A live threat feed. Our IOC feed previously shipped only with releases. It is now published on every push, and supply-chain-guard feed refresh pulls it into a local cache that every scan merges automatically for the next 24 hours. When a campaign breaks in the morning, protection lands the same day, not at the next version bump.

What this is not

supply-chain-guard does not do CVE lookups, and we are not going to pretend otherwise. For known vulnerabilities, pair it with Google's osv-scanner or plain npm audit; they are excellent at exactly that. We are the other axis: behavioral heuristics, campaign indicators, and now the agentic surfaces, running fully local, no account, no telemetry, Apache-2.0.

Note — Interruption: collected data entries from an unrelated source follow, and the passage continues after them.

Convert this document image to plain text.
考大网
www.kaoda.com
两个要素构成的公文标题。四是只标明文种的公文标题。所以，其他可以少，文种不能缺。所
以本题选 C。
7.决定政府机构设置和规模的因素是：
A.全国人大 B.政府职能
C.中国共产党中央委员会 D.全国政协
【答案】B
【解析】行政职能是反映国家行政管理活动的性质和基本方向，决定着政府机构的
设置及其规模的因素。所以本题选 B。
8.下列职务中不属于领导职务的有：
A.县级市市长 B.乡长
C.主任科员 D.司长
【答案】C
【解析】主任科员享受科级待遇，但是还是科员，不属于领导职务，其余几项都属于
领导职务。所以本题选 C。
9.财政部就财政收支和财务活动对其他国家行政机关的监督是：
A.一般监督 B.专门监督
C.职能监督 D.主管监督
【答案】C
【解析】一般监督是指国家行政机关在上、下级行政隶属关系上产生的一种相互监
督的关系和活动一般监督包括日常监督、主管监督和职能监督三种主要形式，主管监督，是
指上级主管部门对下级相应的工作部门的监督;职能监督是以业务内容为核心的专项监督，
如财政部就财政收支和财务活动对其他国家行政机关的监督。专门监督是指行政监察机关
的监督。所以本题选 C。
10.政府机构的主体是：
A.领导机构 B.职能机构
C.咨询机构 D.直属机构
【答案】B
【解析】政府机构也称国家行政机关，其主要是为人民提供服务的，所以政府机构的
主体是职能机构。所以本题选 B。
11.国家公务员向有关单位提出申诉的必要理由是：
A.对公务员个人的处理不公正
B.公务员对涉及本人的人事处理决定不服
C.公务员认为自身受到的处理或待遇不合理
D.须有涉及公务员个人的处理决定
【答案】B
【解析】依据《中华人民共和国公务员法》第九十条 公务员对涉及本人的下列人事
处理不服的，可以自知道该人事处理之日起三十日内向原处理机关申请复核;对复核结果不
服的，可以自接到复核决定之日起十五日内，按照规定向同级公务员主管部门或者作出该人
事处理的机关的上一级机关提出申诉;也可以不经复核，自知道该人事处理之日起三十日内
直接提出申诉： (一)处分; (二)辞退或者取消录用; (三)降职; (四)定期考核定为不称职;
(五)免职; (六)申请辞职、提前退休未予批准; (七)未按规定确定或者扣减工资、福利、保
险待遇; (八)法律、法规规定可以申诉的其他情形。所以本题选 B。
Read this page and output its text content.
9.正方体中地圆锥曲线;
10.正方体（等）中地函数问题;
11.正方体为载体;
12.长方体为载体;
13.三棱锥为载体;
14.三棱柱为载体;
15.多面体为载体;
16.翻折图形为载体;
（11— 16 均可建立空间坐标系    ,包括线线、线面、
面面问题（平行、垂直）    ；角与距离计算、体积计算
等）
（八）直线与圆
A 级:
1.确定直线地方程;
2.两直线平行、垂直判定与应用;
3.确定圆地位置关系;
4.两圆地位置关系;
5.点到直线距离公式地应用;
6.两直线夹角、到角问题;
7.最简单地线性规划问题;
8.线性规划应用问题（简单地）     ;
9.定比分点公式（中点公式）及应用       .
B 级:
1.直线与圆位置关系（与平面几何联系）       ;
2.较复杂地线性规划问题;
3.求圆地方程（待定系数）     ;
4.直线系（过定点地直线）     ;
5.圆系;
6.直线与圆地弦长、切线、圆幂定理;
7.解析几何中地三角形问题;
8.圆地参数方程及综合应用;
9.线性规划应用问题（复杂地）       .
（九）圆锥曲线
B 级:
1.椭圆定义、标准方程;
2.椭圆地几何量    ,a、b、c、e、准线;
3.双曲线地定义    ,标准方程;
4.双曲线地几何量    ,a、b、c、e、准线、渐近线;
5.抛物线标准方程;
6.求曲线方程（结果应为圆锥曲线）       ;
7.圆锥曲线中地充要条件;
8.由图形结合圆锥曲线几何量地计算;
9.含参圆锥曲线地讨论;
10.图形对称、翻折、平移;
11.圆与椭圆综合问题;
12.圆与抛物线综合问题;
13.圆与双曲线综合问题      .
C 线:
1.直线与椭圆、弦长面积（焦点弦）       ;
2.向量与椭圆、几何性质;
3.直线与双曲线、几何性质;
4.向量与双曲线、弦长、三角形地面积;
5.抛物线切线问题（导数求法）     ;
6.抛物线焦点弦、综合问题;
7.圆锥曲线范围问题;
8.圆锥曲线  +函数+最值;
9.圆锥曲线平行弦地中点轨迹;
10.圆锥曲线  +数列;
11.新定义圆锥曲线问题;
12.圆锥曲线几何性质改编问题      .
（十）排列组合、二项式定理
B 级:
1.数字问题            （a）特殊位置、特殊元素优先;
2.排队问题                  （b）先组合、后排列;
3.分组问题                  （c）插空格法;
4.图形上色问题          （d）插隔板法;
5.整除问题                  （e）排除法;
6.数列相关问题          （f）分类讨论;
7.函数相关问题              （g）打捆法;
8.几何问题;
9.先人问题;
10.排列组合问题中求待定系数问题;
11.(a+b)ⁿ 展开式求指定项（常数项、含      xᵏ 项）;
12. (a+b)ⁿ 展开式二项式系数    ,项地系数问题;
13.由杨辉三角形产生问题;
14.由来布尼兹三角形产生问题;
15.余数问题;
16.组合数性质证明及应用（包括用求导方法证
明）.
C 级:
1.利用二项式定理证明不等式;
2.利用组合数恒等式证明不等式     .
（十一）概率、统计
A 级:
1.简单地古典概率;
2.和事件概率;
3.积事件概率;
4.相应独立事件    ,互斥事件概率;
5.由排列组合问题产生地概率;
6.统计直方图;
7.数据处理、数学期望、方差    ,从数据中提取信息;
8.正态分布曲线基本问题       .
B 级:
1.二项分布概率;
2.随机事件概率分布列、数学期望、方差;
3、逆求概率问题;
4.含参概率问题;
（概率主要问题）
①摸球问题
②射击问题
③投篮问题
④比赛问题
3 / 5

One CI job covers both axes:

- run: osv-scanner --lockfile=package-lock.json   # known CVEs and catalogued malware
- run: npx supply-chain-guard scan . --fail-on high   # behavior, campaigns, agentic surfaces

Built in the open

Everything above was built in public: 56 modules, over a thousand tests, every detection rule with positive and negative cases, and a policy engine that fails closed when you typo your own config. The repository self-scans on every release, which is how we keep catching our own false positives before you do (this release alone: our published IOC feed initially set off 169 alarms in our own scanner, which is exactly the kind of bug you want to find at home).

If you want to get involved, we seeded a set of scoped good-first-issues, from Open VSX support to CI recipes for your favorite pipeline. The code is at github.com/homeofe/supply-chain-guard and the package is one npx supply-chain-guard scan . away.

Your agent is already making supply-chain decisions. As of this release, it can make informed ones.